Debugging Defective Visualizations: Empirical Insights Informing a Human-AI Co-Debugging System
Shuyu Shen, Sirong Lu, Leixian Shen, Yuyu Luo
TL;DR
This work investigates the debugging of defective Vega-Lite visualizations by comparing forum-based human responses, zero-shot AI approaches, and a proposed mixed-initiative human-AI co-debugging system. Through a dataset of 297 Vega-Lite debugging cases from Stack Overflow and a 36-case user study, the authors show that humans provide accurate solutions but are slow, while AI offers rapid guidance but can misalign with user intent; a hybrid approach achieves 86% resolution, outperforming each modality alone.
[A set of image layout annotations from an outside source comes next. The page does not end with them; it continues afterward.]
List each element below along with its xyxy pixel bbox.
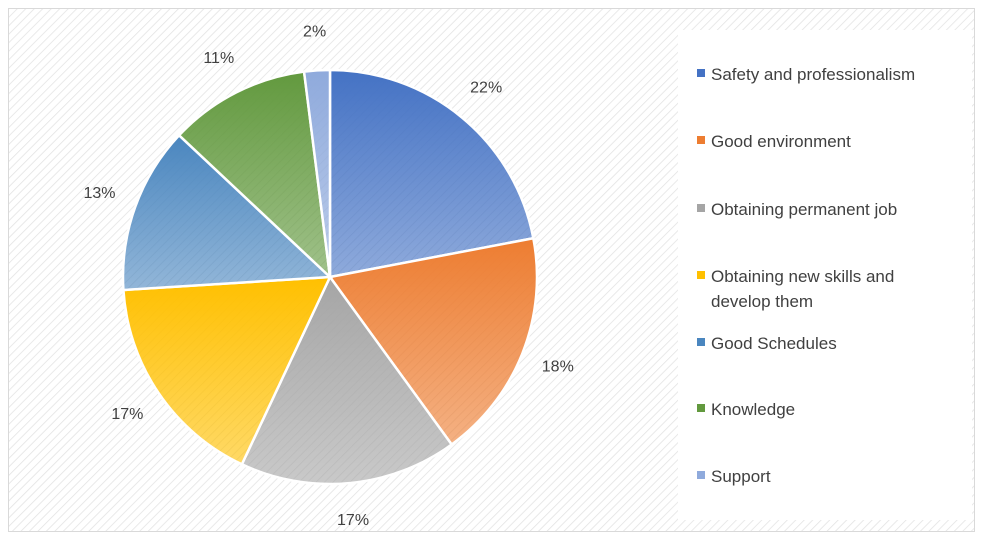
legend-label: Safety and professionalism: [711, 65, 916, 84]
legend-item: Knowledge: [697, 397, 957, 422]
legend-item: Obtaining permanent job: [697, 197, 957, 222]
legend-item: Good environment: [697, 129, 957, 154]
pie-slice: [121, 133, 333, 292]
legend-swatch: [697, 136, 705, 144]
data-label: 11%: [203, 50, 234, 67]
pie-slice: [302, 68, 332, 278]
legend-label: Knowledge: [711, 400, 796, 419]
data-label: 22%: [470, 79, 502, 96]
data-label: 2%: [303, 24, 326, 41]
legend-label: Good environment: [711, 132, 851, 151]
legend-label: Obtaining permanent job: [711, 200, 898, 219]
legend-item: Support: [697, 464, 957, 489]
legend-item: Good Schedules: [697, 331, 957, 356]
pie-slice: [327, 236, 539, 447]
data-label: 17%: [337, 512, 369, 529]
pie-slice: [240, 274, 454, 486]
pie-slice: [177, 70, 332, 281]
legend-swatch: [697, 471, 705, 479]
legend-swatch: [697, 271, 705, 279]
legend-box: [678, 30, 972, 520]
legend-item: Safety and professionalism: [697, 62, 957, 87]
legend-item: Obtaining new skills and develop them: [697, 264, 957, 314]
legend-label: Obtaining new skills and develop them: [711, 267, 895, 311]
pie-slice: [328, 68, 535, 279]
legend-label: Good Schedules: [711, 334, 837, 353]
data-label: 18%: [542, 358, 574, 375]
legend-swatch: [697, 338, 705, 346]
data-label: 17%: [111, 406, 143, 423]
legend-swatch: [697, 204, 705, 212]
legend-swatch: [697, 69, 705, 77]
pie-slice: [122, 275, 333, 466]
legend-swatch: [697, 404, 705, 412]
legend-label: Support: [711, 467, 771, 486]
data-label: 13%: [83, 185, 115, 202]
The paper derives design implications (multimodal clarification, retrieval-augmented generation, real-time code preview, and hybrid feedback) and implements a co-debugging system that integrates these modules to support iterative, visually-grounded debugging. The results suggest substantial practical benefits for visualization authors and point toward adaptable, cross-ecosystem tooling that blends human judgment with AI-generated exploration and grounding.
Abstract
Visualization authoring is an iterative process requiring users to adjust parameters to achieve desired aesthetics. Due to its complexity, users often create defective visualizations and struggle to fix them. Many seek help on forums (e.g., Stack Overflow), while others turn to AI, yet little is known about the strengths and limitations of these approaches, or how they can be effectively combined. We analyze Vega-Lite debugging cases from Stack Overflow, categorizing question types by askers, evaluating human responses, and assessing AI performance. Guided by these findings, we design a human-AI co-debugging system that combines LLM-generated suggestions with forum knowledge. We evaluated this system in a user study on 36 unresolved problems, comparing it with forum answers and LLM baselines. Our results show that while forum contributors provide accurate but slow solutions and LLMs offer immediate but sometimes misaligned guidance, the hybrid system resolves 86% of cases, higher than either alone.